Ps LIV: 23; 17; 19 Jacta cogitátum tuum in Dómino: et ipse te enútriet.

[Affida ogni tua preoccupazione al Signore: ed Egli ti nutrirà.]

V. Dum clamárem ad Dóminum, exaudívit vocem meam ab his, qui appropínquant mihi. Allelúja, allelúja.

[Mentre invocavo il Signore, ha esaudito la mia preghiera, liberandomi da coloro che mi circondavano. Allelúia, allelúia]

Ps VII: 12 Deus judex justus, fortis et pátiens, numquid iráscitur per síngulos dies? Allelúja.

[Iddio, giudice giusto, forte e paziente, si adira forse tutti i giorni? Allelúia.]

Evangelium

Sequéntia sancti Evangélii secúndum Lucam.

S. Luc. XV: 1-10

“In illo témpore: Erant appropinquántes ad Jesum publicáni et peccatóres, ut audírent illum. Et murmurábant pharisæi et scribæ, dicéntes: Quia hic peccatóres recipit et mandúcat cum illis. Et ait ad illos parábolam istam, dicens: Quis ex vobis homo, qui habet centum oves: et si perdíderit unam ex illis, nonne dimíttit nonagínta novem in desérto, et vadit ad illam, quæ períerat, donec invéniat eam? Et cum invénerit eam, impónit in húmeros suos gaudens: et véniens domum, cónvocat amícos et vicínos, dicens illis: Congratulámini mihi, quia invéni ovem meam, quæ períerat? Dico vobis, quod ita gáudium erit in cœlo super uno peccatóre pœniténtiam agénte, quam super nonagínta novem justis, qui non índigent pœniténtia. Aut quæ múlier habens drachmas decem, si perdíderit drachmam unam, nonne accéndit lucérnam, et evérrit domum, et quærit diligénter, donec invéniat? Et cum invénerit, cónvocat amícas et vicínas, dicens: Congratulámini mihi, quia invéni drachmam, quam perdíderam? Ita dico vobis: gáudium erit coram Angelis Dei super uno peccatóre pœniténtiam agénte”.

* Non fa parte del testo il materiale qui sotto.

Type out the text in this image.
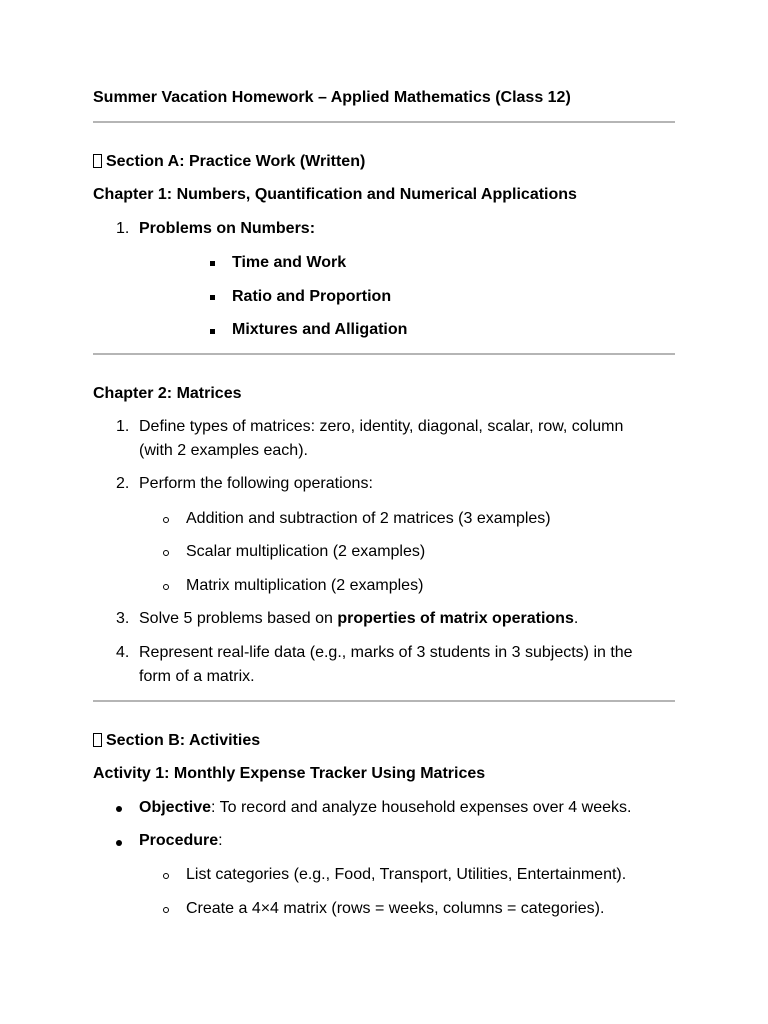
Summer Vacation Homework – Applied Mathematics (Class 12)
Section A: Practice Work (Written)
Chapter 1: Numbers, Quantification and Numerical Applications
1. Problems on Numbers:
Time and Work
Ratio and Proportion
Mixtures and Alligation
Chapter 2: Matrices
1. Define types of matrices: zero, identity, diagonal, scalar, row, column
(with 2 examples each).
2. Perform the following operations:
Addition and subtraction of 2 matrices (3 examples)
Scalar multiplication (2 examples)
Matrix multiplication (2 examples)
3. Solve 5 problems based on properties of matrix operations.
4. Represent real-life data (e.g., marks of 3 students in 3 subjects) in the
form of a matrix.
Section B: Activities
Activity 1: Monthly Expense Tracker Using Matrices
Objective: To record and analyze household expenses over 4 weeks.
Procedure:
List categories (e.g., Food, Transport, Utilities, Entertainment).
Create a 4×4 matrix (rows = weeks, columns = categories).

(“In quel tempo andavano accostandosi a Gesù de’ pubblicani e de’ peccatori per udirlo. E i Farisei e gli Scribi ne mormoravano, dicendo: Costui si addomestica coi peccatori, e mangia con essi. Ed Egli propose loro questa parabola, e disse: Chi è tra voi che avendo cento pecore, e avendone perduta una, non lasci nel deserto le altre novantanove, e non vada a cercar di quella che si è smarrita, sino a tanto che la ritrovi? e trovatala se la pone sulle spalle allegramente; e tornato a casa, chiama gli amici e i vicini, dicendo loro: Rallegratevi meco, perché ho trovato la mia pecorella, che si era smarrita? Vi dico, che nello stesso modo si farà più festa per un peccatore che fa penitenza, che per novantanove giusti che non hanno bisogno di penitenza. Ovvero qual è quella donna, la quale avendo dieci dramme, perdutane una, non accenda la lucerna, e non iscopi la casa, e non cerchi diligentemente, fino che l’abbia trovata? E trovatala, chiama le amiche e le vicine, dicendo: Rallegratevi meco, perché ho ritrovata la dramma perduta. Così vi dico, faranno festa gli Angeli di Dio, per un peccatore che faccia penitenza”).

Omelia

(G. Colombo: Pensieri sui Vangeli e sulle feste del Signore e dei Santi; VI ediz. – Soc. Ed. Vita e pensiero.- Milano 1956).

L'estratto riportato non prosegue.